It is a bit sad, Art. From the 2013-14 CPP Annual Report we learn this:
"The amount of contributors’ pensions depends on how much and for how long they have contributed and at what age they begin to receive the benefits. In 2014, the maximum monthly retirement pension was $1,038.33, and the average payment in 2013-2014 was $535.96."
That's about $400 U.S. I am not surprised. Very few people manage to stay employed steadily for about 40 years, earning the max CPP contributory rate.
I should add, however, that it's a bit less bleak in some ways than the picture I have painted. In addition to CPP, most Canadians get the federal Old Age Pension at age 65. I think it pays a max of about $570 a month at present. It is not related to work, or contributions, but just to putting in your time in Canada. Anyone who has lived in Canada for at least 10 years after age 18 qualifies. To get the max amount, you have to put in 40 years. For people with low incomes, they can also get the "Guaranteed Income Supplement" of up to $772 per month. For those with incomes over about $70,000 per year, the OAP gets reduced, down to zero by $118,000 per year.
Art, as for your query about average tax brackets, pay scales, I have lived and worked in both Canada and the U.S. and, overall, my observations are that wages on both sides of the border are similar, for similar work. U.S. taxes are, overall, lower.
As is occurring in the U.S. right now, employees are being told not to count on things such as social security payments, or Canada Pension Plan payments, to allow one to live in retirement. Those things should simply be looked at as providing a bit extra. Both governments are telling people to find other ways to fund retirement. In both countries, the "traditional" pension from one's employer is dying out. Fewer and fewer companies provide pension plans. So, it's become 401ks, Roth IRAs and, in Canada, RRSPs (registered retirement savings plans) that we are told to look to. Those tend to relegate to the individual the duty to save, invest, manage, etc. Some are better at it than others. Some are abject failures. Even the most prudent investor can be hit hard my market downturns, etc.
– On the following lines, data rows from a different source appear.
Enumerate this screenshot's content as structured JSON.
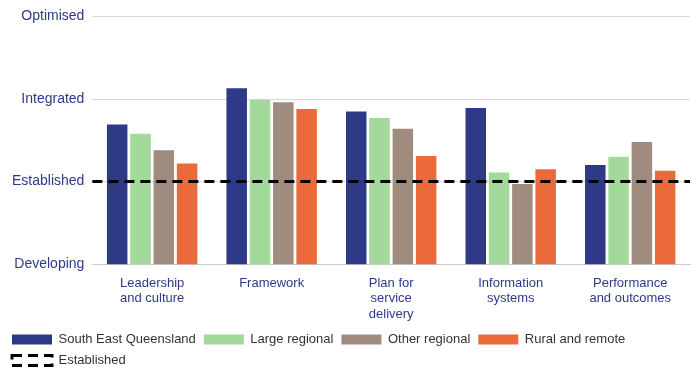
{
  "chart_data": {
    "type": "bar",
    "categories": [
      "Leadership and culture",
      "Framework",
      "Plan for service delivery",
      "Information systems",
      "Performance and outcomes"
    ],
    "series": [
      {
        "name": "South East Queensland",
        "color": "#2e3a87",
        "values": [
          2.69,
          3.13,
          2.85,
          2.89,
          2.2
        ]
      },
      {
        "name": "Large regional",
        "color": "#a3d99b",
        "values": [
          2.58,
          2.99,
          2.77,
          2.11,
          2.3
        ]
      },
      {
        "name": "Other regional",
        "color": "#a08c7f",
        "values": [
          2.38,
          2.96,
          2.64,
          1.97,
          2.48
        ]
      },
      {
        "name": "Rural and remote",
        "color": "#eb6a3c",
        "values": [
          2.22,
          2.88,
          2.31,
          2.15,
          2.13
        ]
      }
    ],
    "reference_line": {
      "name": "Established",
      "value": 2,
      "color": "#000000",
      "line_style": "dashed"
    },
    "ylim": [
      1,
      4
    ],
    "yticks": [
      {
        "value": 1,
        "label": "Developing"
      },
      {
        "value": 2,
        "label": "Established"
      },
      {
        "value": 3,
        "label": "Integrated"
      },
      {
        "value": 4,
        "label": "Optimised"
      }
    ],
    "grid": true,
    "legend": "bottom"
  }
}
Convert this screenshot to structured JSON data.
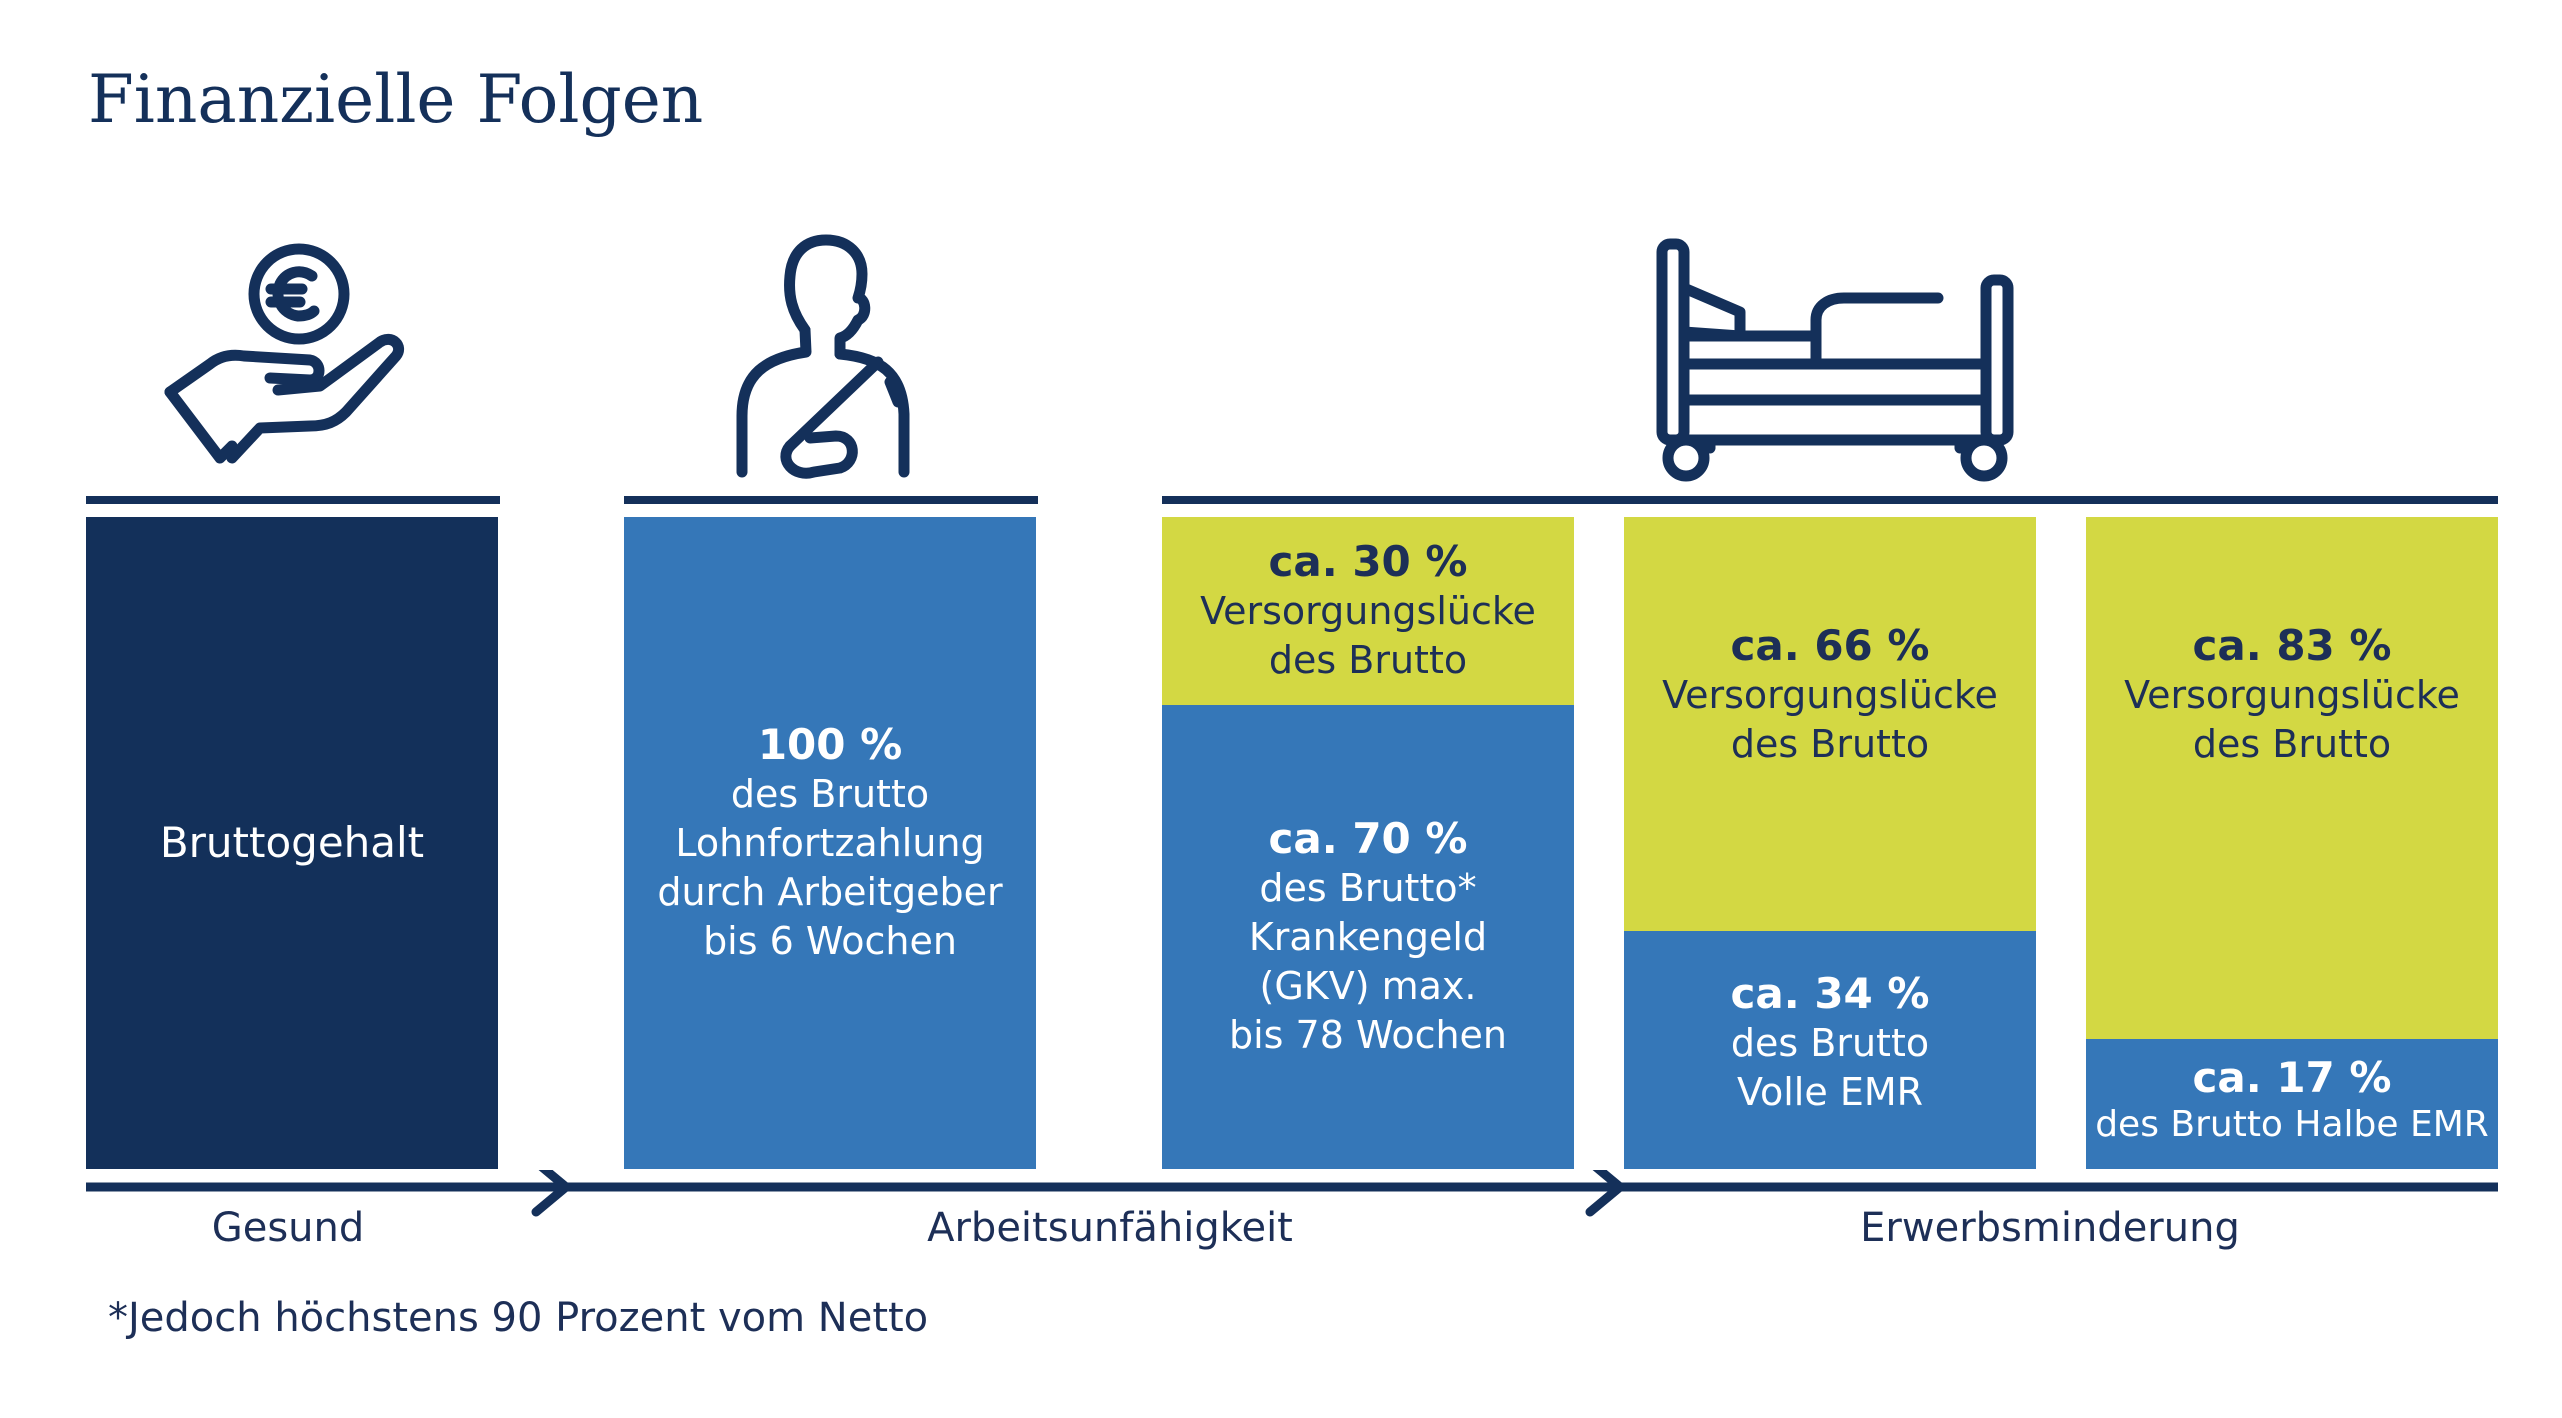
{
  "page": {
    "title": "Finanzielle Folgen"
  },
  "icons": {
    "first": "hand-euro-coin-icon",
    "second": "arm-sling-person-icon",
    "third": "hospital-bed-icon",
    "color": "#14305a"
  },
  "colors": {
    "navy": "#13305a",
    "blue": "#3577b8",
    "lime": "#d3d843",
    "text": "#1d2f57"
  },
  "columns": [
    {
      "id": "gesund",
      "segments": [
        {
          "type": "navy",
          "share": 100,
          "label": "Bruttogehalt"
        }
      ]
    },
    {
      "id": "lohnfortzahlung",
      "segments": [
        {
          "type": "blue",
          "share": 100,
          "percent": "100 %",
          "lines": [
            "des Brutto",
            "Lohnfortzahlung",
            "durch Arbeitgeber",
            "bis 6 Wochen"
          ]
        }
      ]
    },
    {
      "id": "krankengeld",
      "segments": [
        {
          "type": "lime",
          "share": 30,
          "percent": "ca. 30 %",
          "lines": [
            "Versorgungslücke",
            "des Brutto"
          ]
        },
        {
          "type": "blue",
          "share": 70,
          "percent": "ca. 70 %",
          "lines": [
            "des Brutto*",
            "Krankengeld",
            "(GKV) max.",
            "bis 78 Wochen"
          ]
        }
      ]
    },
    {
      "id": "volle-emr",
      "segments": [
        {
          "type": "lime",
          "share": 66,
          "percent": "ca. 66 %",
          "lines": [
            "Versorgungslücke",
            "des Brutto"
          ]
        },
        {
          "type": "blue",
          "share": 34,
          "percent": "ca. 34 %",
          "lines": [
            "des Brutto",
            "Volle EMR"
          ]
        }
      ]
    },
    {
      "id": "halbe-emr",
      "segments": [
        {
          "type": "lime",
          "share": 83,
          "percent": "ca. 83 %",
          "lines": [
            "Versorgungslücke",
            "des Brutto"
          ]
        },
        {
          "type": "blue",
          "share": 17,
          "percent": "ca. 17 %",
          "lines": [
            "des Brutto Halbe EMR"
          ]
        }
      ]
    }
  ],
  "timeline": {
    "phases": [
      {
        "label": "Gesund"
      },
      {
        "label": "Arbeitsunfähigkeit"
      },
      {
        "label": "Erwerbsminderung"
      }
    ]
  },
  "footnote": "*Jedoch höchstens 90 Prozent vom Netto"
}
It appears to me that traditional pensions are now enjoyed primarily by those in government jobs, at the various levels of government. They are the envy of many. With good reason. In Canada, a great many government pensions work like this: you take the average of your best 5 years' salary (usually your last 5 years). You earn 2% of that average figure for each year of contributing (along with the employer) to the pension plan, to a max of 70% after 35 years. So, someone who started at age 20 and retires after 35 years at age 55, would get a pension of $70,000 a year if they were earning $100,000 in the last 5 years. Those amounts are almost always indexed for inflation. No worries about unfunded liability, should that occur, because the taxpayers will, in effect, fund the shortfall. So that pensioner will get his $70,000 a year, plus CPP, and a portion of the OAP.
The unfortunate reality for many is that they never were members of a pension plan and were never diligent about saving for retirement. While governments have sought to encourage saving, by making contributions tax deductible and eventual withdrawals taxable, many people fall woefully short of the mark in arriving at age 65 or so with significant sums stashed away. Some of those fall for the lure of the totally false mantra of "Live like a king in the Philippines for $1,000 a month."